Штирлиц — ХVII (ноябрь сорок шестого)

      — Послушайте, Брунн... Не утомляет, что я постоянно называю вас разными именами?
      — Я привык.
      — Может быть, удобнее, если я стану называть вас Бользен? — спросил Роумэн.
      — Это тоже псевдоним... Один черт...
      — Хорошо, буду называть вас Штирлиц...
      — Убеждены, что это моя настоящая фамилия?
      ...Роумэн пригласил его погулять в парке Ретиро; они встретились возле Плацолеты Пино, неторопливо пошли к Пасеа де лас Эстатуас; Штирлиц отдал должное тому, как элегантно Роумэн проверился; увидел слежку, улыбнулся, заметил, что «это не мои люди, видимо, испанцы проявляют инициативу, а возможно, ваши, Штирлиц»; выслушал его ответ: «Увы, теперь я лишен возможности ставить слежку», согласно кивнул, полез за своими, как всегда, мятыми сигаретами, спросив при этом:
      — Ну, хорошо, а какова ваша настоящая фамилия?
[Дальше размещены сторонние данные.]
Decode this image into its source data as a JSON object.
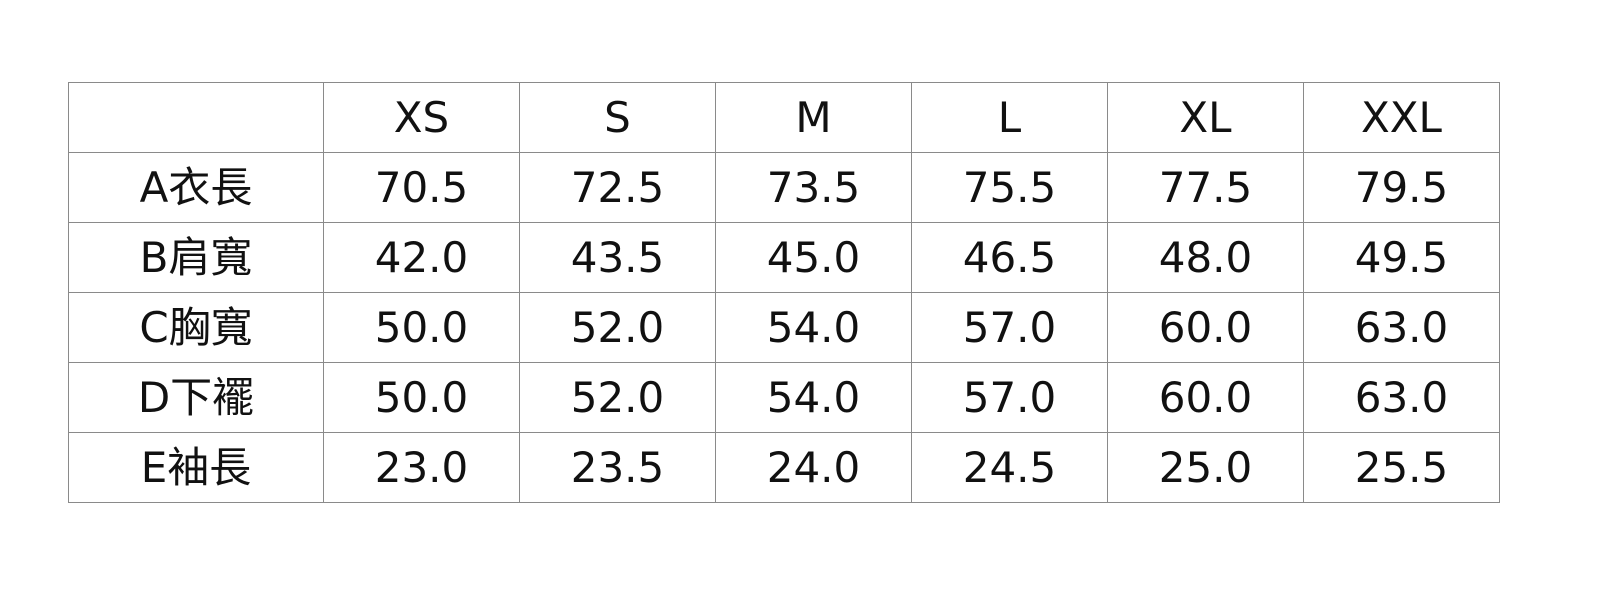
{
  "table": {
    "headers": [
      "",
      "XS",
      "S",
      "M",
      "L",
      "XL",
      "XXL"
    ],
    "rows": [
      {
        "label": "A衣長",
        "values": [
          "70.5",
          "72.5",
          "73.5",
          "75.5",
          "77.5",
          "79.5"
        ]
      },
      {
        "label": "B肩寬",
        "values": [
          "42.0",
          "43.5",
          "45.0",
          "46.5",
          "48.0",
          "49.5"
        ]
      },
      {
        "label": "C胸寬",
        "values": [
          "50.0",
          "52.0",
          "54.0",
          "57.0",
          "60.0",
          "63.0"
        ]
      },
      {
        "label": "D下襬",
        "values": [
          "50.0",
          "52.0",
          "54.0",
          "57.0",
          "60.0",
          "63.0"
        ]
      },
      {
        "label": "E袖長",
        "values": [
          "23.0",
          "23.5",
          "24.0",
          "24.5",
          "25.0",
          "25.5"
        ]
      }
    ]
  }
}
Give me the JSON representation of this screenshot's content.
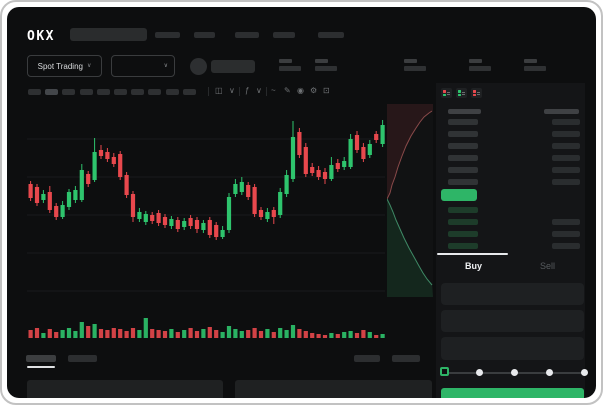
{
  "header": {
    "logo": "OKX",
    "nav_placeholder_count": 5,
    "search": {
      "placeholder": ""
    }
  },
  "subheader": {
    "market_type": {
      "label": "Spot Trading",
      "chevron": "∨"
    },
    "pair_select_chevron": "∨",
    "stat_placeholder_count": 5
  },
  "chart_toolbar": {
    "timeframe_pill_count": 10,
    "icons": [
      {
        "name": "candle-style-icon",
        "glyph": "◫"
      },
      {
        "name": "chevron-down-icon",
        "glyph": "∨"
      },
      {
        "name": "indicator-icon",
        "glyph": "ƒ"
      },
      {
        "name": "chevron-down-icon",
        "glyph": "∨"
      },
      {
        "name": "line-tool-icon",
        "glyph": "~"
      },
      {
        "name": "draw-tool-icon",
        "glyph": "✎"
      },
      {
        "name": "camera-icon",
        "glyph": "◉"
      },
      {
        "name": "settings-gear-icon",
        "glyph": "⚙"
      },
      {
        "name": "fullscreen-icon",
        "glyph": "⊡"
      }
    ]
  },
  "order_book": {
    "view_toggle_icons": [
      {
        "name": "book-both-icon"
      },
      {
        "name": "book-bids-icon"
      },
      {
        "name": "book-asks-icon"
      }
    ],
    "ask_row_count": 6,
    "bid_row_count": 4
  },
  "trade_panel": {
    "tabs": [
      {
        "label": "Buy",
        "active": true
      },
      {
        "label": "Sell",
        "active": false
      }
    ],
    "field_count": 3,
    "slider": {
      "steps": 5,
      "value_index": 0
    }
  },
  "bottom_bar": {
    "left_tab_count": 2,
    "right_pill_count": 2,
    "panel_count": 2
  },
  "colors": {
    "green": "#2ec46d",
    "red": "#e8484d",
    "accent_green": "#2eb567",
    "bid_bar": "#1d3c2a",
    "ask_bar": "#303335",
    "amount_bar": "#2a2d2f",
    "grid": "#191b1d",
    "depth_ask_line": "#8a4a4a",
    "depth_bid_line": "#3f8a66"
  },
  "chart_data": [
    {
      "type": "candlestick",
      "title": "",
      "xlabel": "",
      "ylabel": "",
      "ylim": [
        50,
        190
      ],
      "grid": true,
      "note": "prices in normalized units, no axis labels visible; candles as [open,high,low,close]",
      "candles": [
        [
          113,
          116,
          96,
          99
        ],
        [
          110,
          113,
          91,
          94
        ],
        [
          97,
          107,
          94,
          103
        ],
        [
          105,
          111,
          84,
          87
        ],
        [
          91,
          94,
          77,
          80
        ],
        [
          80,
          96,
          78,
          92
        ],
        [
          90,
          108,
          87,
          105
        ],
        [
          97,
          111,
          94,
          107
        ],
        [
          97,
          133,
          95,
          127
        ],
        [
          123,
          126,
          110,
          113
        ],
        [
          117,
          159,
          115,
          145
        ],
        [
          147,
          152,
          138,
          141
        ],
        [
          145,
          149,
          135,
          138
        ],
        [
          140,
          144,
          130,
          133
        ],
        [
          143,
          146,
          117,
          120
        ],
        [
          122,
          125,
          99,
          102
        ],
        [
          103,
          106,
          75,
          80
        ],
        [
          78,
          89,
          75,
          85
        ],
        [
          75,
          86,
          72,
          83
        ],
        [
          82,
          85,
          73,
          76
        ],
        [
          84,
          87,
          71,
          74
        ],
        [
          80,
          83,
          69,
          72
        ],
        [
          71,
          81,
          68,
          78
        ],
        [
          77,
          80,
          65,
          68
        ],
        [
          70,
          79,
          67,
          76
        ],
        [
          79,
          82,
          68,
          71
        ],
        [
          77,
          80,
          64,
          68
        ],
        [
          67,
          77,
          64,
          74
        ],
        [
          77,
          80,
          59,
          62
        ],
        [
          72,
          75,
          57,
          60
        ],
        [
          60,
          71,
          58,
          67
        ],
        [
          67,
          104,
          64,
          100
        ],
        [
          103,
          118,
          100,
          113
        ],
        [
          105,
          120,
          102,
          115
        ],
        [
          112,
          115,
          97,
          100
        ],
        [
          110,
          113,
          80,
          83
        ],
        [
          87,
          90,
          77,
          80
        ],
        [
          78,
          89,
          75,
          85
        ],
        [
          87,
          90,
          73,
          80
        ],
        [
          82,
          109,
          79,
          105
        ],
        [
          103,
          127,
          100,
          122
        ],
        [
          118,
          176,
          115,
          160
        ],
        [
          165,
          169,
          139,
          142
        ],
        [
          150,
          154,
          120,
          123
        ],
        [
          130,
          134,
          121,
          124
        ],
        [
          127,
          131,
          117,
          120
        ],
        [
          125,
          129,
          113,
          118
        ],
        [
          118,
          140,
          116,
          132
        ],
        [
          134,
          138,
          125,
          128
        ],
        [
          130,
          140,
          127,
          136
        ],
        [
          130,
          163,
          128,
          158
        ],
        [
          162,
          166,
          144,
          147
        ],
        [
          150,
          154,
          135,
          138
        ],
        [
          142,
          157,
          139,
          153
        ],
        [
          163,
          166,
          154,
          157
        ],
        [
          153,
          177,
          150,
          172
        ]
      ],
      "volume": [
        8,
        10,
        5,
        9,
        6,
        8,
        10,
        7,
        16,
        12,
        14,
        9,
        8,
        10,
        9,
        7,
        10,
        8,
        20,
        9,
        8,
        7,
        9,
        6,
        8,
        10,
        7,
        9,
        11,
        8,
        6,
        12,
        9,
        7,
        8,
        10,
        7,
        9,
        6,
        10,
        8,
        13,
        9,
        7,
        5,
        4,
        3,
        5,
        4,
        6,
        7,
        5,
        8,
        6,
        3,
        4
      ]
    },
    {
      "type": "area",
      "subtype": "depth",
      "orientation": "vertical",
      "note": "sideways depth chart: [cumulative_size, price]",
      "asks": [
        [
          0,
          98
        ],
        [
          3,
          104
        ],
        [
          5,
          112
        ],
        [
          8,
          120
        ],
        [
          11,
          130
        ],
        [
          15,
          141
        ],
        [
          19,
          151
        ],
        [
          24,
          161
        ],
        [
          29,
          169
        ],
        [
          33,
          175
        ],
        [
          37,
          180
        ],
        [
          42,
          184
        ],
        [
          45,
          186
        ]
      ],
      "bids": [
        [
          0,
          98
        ],
        [
          3,
          92
        ],
        [
          6,
          85
        ],
        [
          9,
          77
        ],
        [
          13,
          68
        ],
        [
          17,
          59
        ],
        [
          22,
          49
        ],
        [
          27,
          40
        ],
        [
          32,
          31
        ],
        [
          36,
          24
        ],
        [
          40,
          18
        ],
        [
          45,
          12
        ]
      ]
    }
  ]
}
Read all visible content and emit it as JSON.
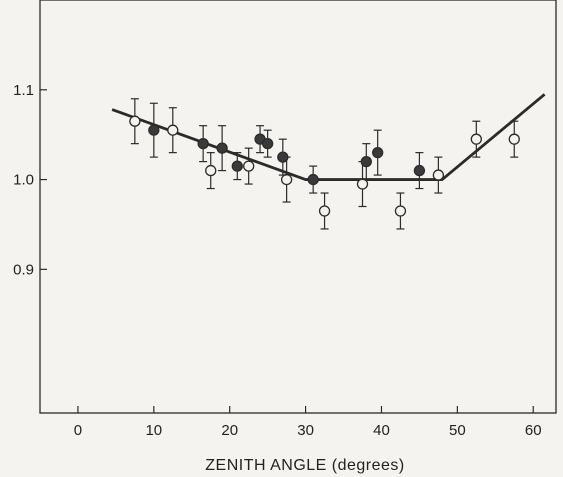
{
  "chart_data": {
    "type": "scatter",
    "title": "",
    "xlabel": "ZENITH ANGLE (degrees)",
    "ylabel": "",
    "xlim": [
      -5,
      63
    ],
    "ylim": [
      0.74,
      1.2
    ],
    "x_ticks": [
      0,
      10,
      20,
      30,
      40,
      50,
      60
    ],
    "y_ticks": [
      0.9,
      1.0,
      1.1
    ],
    "y_tick_labels": [
      "0.9",
      "1.0",
      "1.1"
    ],
    "grid": false,
    "series": [
      {
        "marker": "open-circle",
        "x": [
          7.5,
          12.5,
          17.5,
          22.5,
          27.5,
          32.5,
          37.5,
          42.5,
          47.5,
          52.5,
          57.5
        ],
        "y": [
          1.065,
          1.055,
          1.01,
          1.015,
          1.0,
          0.965,
          0.995,
          0.965,
          1.005,
          1.045,
          1.045
        ],
        "err": [
          0.025,
          0.025,
          0.02,
          0.02,
          0.025,
          0.02,
          0.025,
          0.02,
          0.02,
          0.02,
          0.02
        ]
      },
      {
        "marker": "filled-circle",
        "x": [
          10,
          16.5,
          19,
          21,
          24,
          25,
          27,
          31,
          38,
          39.5,
          45
        ],
        "y": [
          1.055,
          1.04,
          1.035,
          1.015,
          1.045,
          1.04,
          1.025,
          1.0,
          1.02,
          1.03,
          1.01
        ],
        "err": [
          0.03,
          0.02,
          0.025,
          0.015,
          0.015,
          0.015,
          0.02,
          0.015,
          0.02,
          0.025,
          0.02
        ]
      }
    ],
    "fit_line": {
      "x": [
        4.5,
        30,
        48,
        61.5
      ],
      "y": [
        1.078,
        1.0,
        1.0,
        1.095
      ]
    },
    "colors": {
      "ink": "#2b2b2b",
      "background": "#f4f3f0"
    }
  }
}
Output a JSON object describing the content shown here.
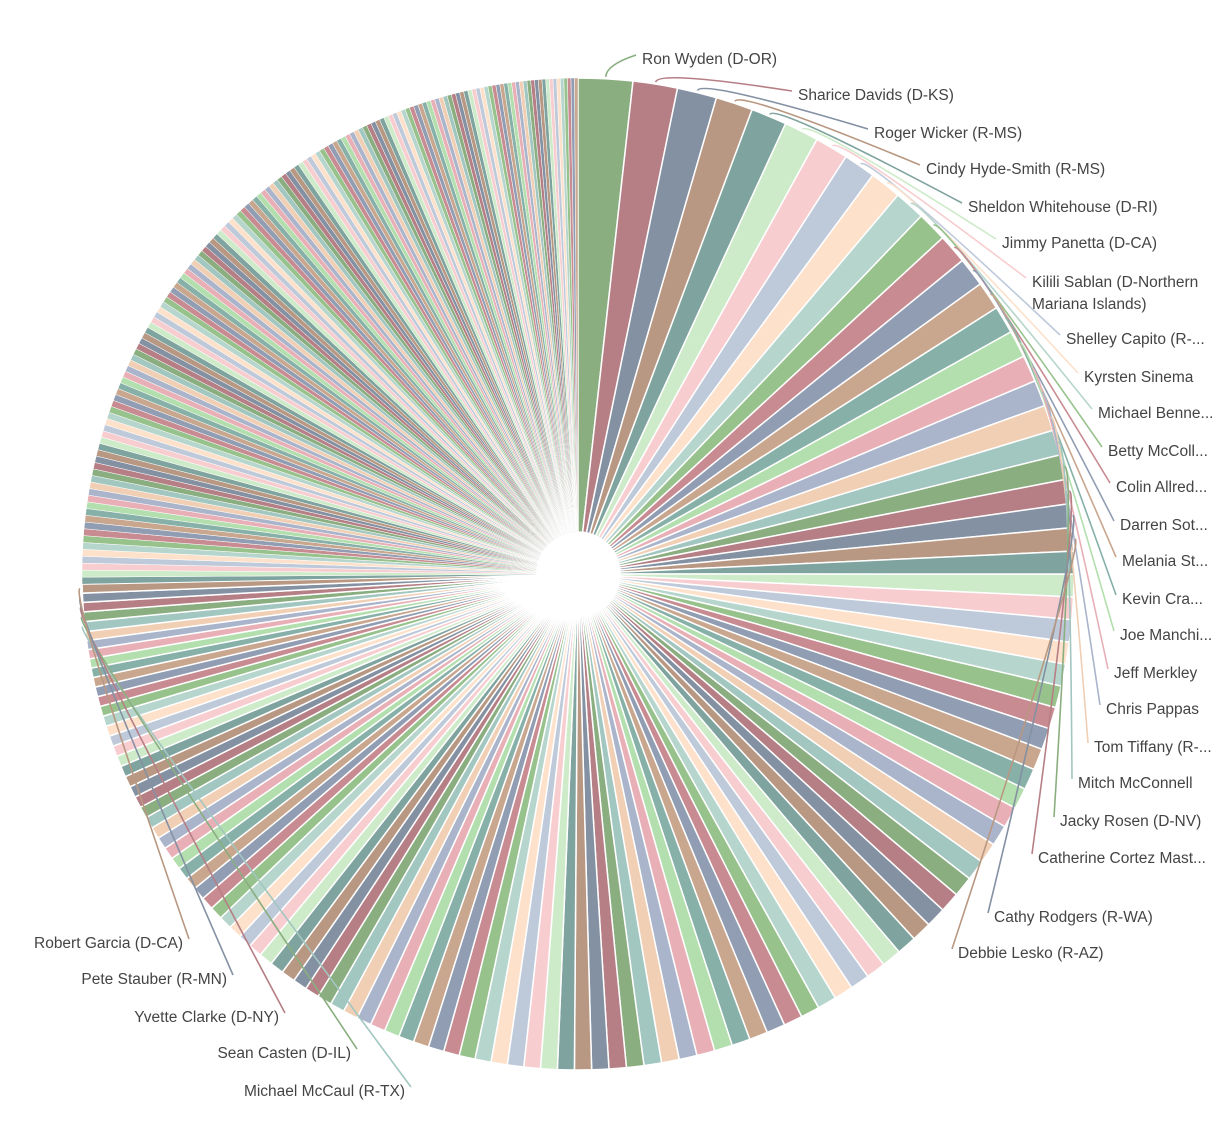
{
  "chart_data": {
    "type": "pie",
    "title": "",
    "hole": true,
    "legend": "none",
    "palette": [
      "#8aae80",
      "#b67f86",
      "#8491a3",
      "#b89882",
      "#7fa39e",
      "#cdebc9",
      "#f8cdd0",
      "#bec9da",
      "#fde1cb",
      "#b5d5cd",
      "#97c28c",
      "#c98b92",
      "#919db3",
      "#c9a68e",
      "#86b0a8",
      "#b2dfad",
      "#e8b0b6",
      "#aab4cb",
      "#f0cfb4",
      "#a2c6c0"
    ],
    "labeled_slices": {
      "right": [
        {
          "label": "Ron Wyden (D-OR)",
          "value": 2.2
        },
        {
          "label": "Sharice Davids (D-KS)",
          "value": 1.8
        },
        {
          "label": "Roger Wicker (R-MS)",
          "value": 1.6
        },
        {
          "label": "Cindy Hyde-Smith (R-MS)",
          "value": 1.5
        },
        {
          "label": "Sheldon Whitehouse (D-RI)",
          "value": 1.45
        },
        {
          "label": "Jimmy Panetta (D-CA)",
          "value": 1.4
        },
        {
          "label": "Kilili Sablan (D-Northern\nMariana Islands)",
          "value": 1.35
        },
        {
          "label": "Shelley Capito (R-...",
          "value": 1.3
        },
        {
          "label": "Kyrsten Sinema",
          "value": 1.28
        },
        {
          "label": "Michael Benne...",
          "value": 1.25
        },
        {
          "label": "Betty McColl...",
          "value": 1.22
        },
        {
          "label": "Colin Allred...",
          "value": 1.2
        },
        {
          "label": "Darren Sot...",
          "value": 1.18
        },
        {
          "label": "Melania St...",
          "value": 1.15
        },
        {
          "label": "Kevin Cra...",
          "value": 1.12
        },
        {
          "label": "Joe Manchi...",
          "value": 1.1
        },
        {
          "label": "Jeff Merkley",
          "value": 1.08
        },
        {
          "label": "Chris Pappas",
          "value": 1.06
        },
        {
          "label": "Tom Tiffany (R-...",
          "value": 1.04
        },
        {
          "label": "Mitch McConnell",
          "value": 1.02
        },
        {
          "label": "Jacky Rosen (D-NV)",
          "value": 1.0
        },
        {
          "label": "Catherine Cortez Mast...",
          "value": 0.98
        },
        {
          "label": "Cathy Rodgers (R-WA)",
          "value": 0.96
        },
        {
          "label": "Debbie Lesko (R-AZ)",
          "value": 0.94
        }
      ],
      "left": [
        {
          "label": "Michael McCaul (R-TX)",
          "value": 0.4
        },
        {
          "label": "Sean Casten (D-IL)",
          "value": 0.39
        },
        {
          "label": "Yvette Clarke (D-NY)",
          "value": 0.38
        },
        {
          "label": "Pete Stauber (R-MN)",
          "value": 0.37
        },
        {
          "label": "Robert Garcia (D-CA)",
          "value": 0.36
        }
      ]
    },
    "unlabeled_slices": {
      "count_medium": 95,
      "medium_value_start": 0.92,
      "medium_value_end": 0.36,
      "count_thin": 150,
      "thin_value_start": 0.28,
      "thin_value_end": 0.14
    }
  }
}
      — Что, если бы она оказалась английской?
      — Но ведь этого не может быть.
      — Этого не может быть, потому что этого не может быть никогда, — вздохнул Штирлиц. — Так Чехов писал, слыхали о таком писателе?
      — Конечно, — в тон ему ответил Роумэн. — Он сочинял тексты для античных опер, которые ставила труппа Мохамеда Рабиновича в Нью-Джерси... Буду называть вас «доктор»... Слушайте, ответьте мне: как вы относитесь к Гитлеру?
      Штирлиц пожал плечами:
      — Если я скажу, что ненавижу, вы мне не поверите, и я не вправе вас в этом разубеждать... Сказать, что люблю — не оригинально, все национал-социалисты обязаны его любить.
      — А вы меня разубедите. Объясните, когда вы его возненавидели? Почему? Мне любопытно послушать строй вашего рассуждения.
      — Думаете нарисовать мой психологический портрет по тому, как я стану вам лгать?
      — Ваш портрет у меня в голове. Мне интересна логика вашего мышления, вы занятно мыслите, не ординарно... Вы только что сказали: «все национал-социалисты обязаны любить Гитлера»... В июне сорок пятого Отто Штрассер дал нам показания, что и он, и его старший брат Грегор ненавидели фюрера...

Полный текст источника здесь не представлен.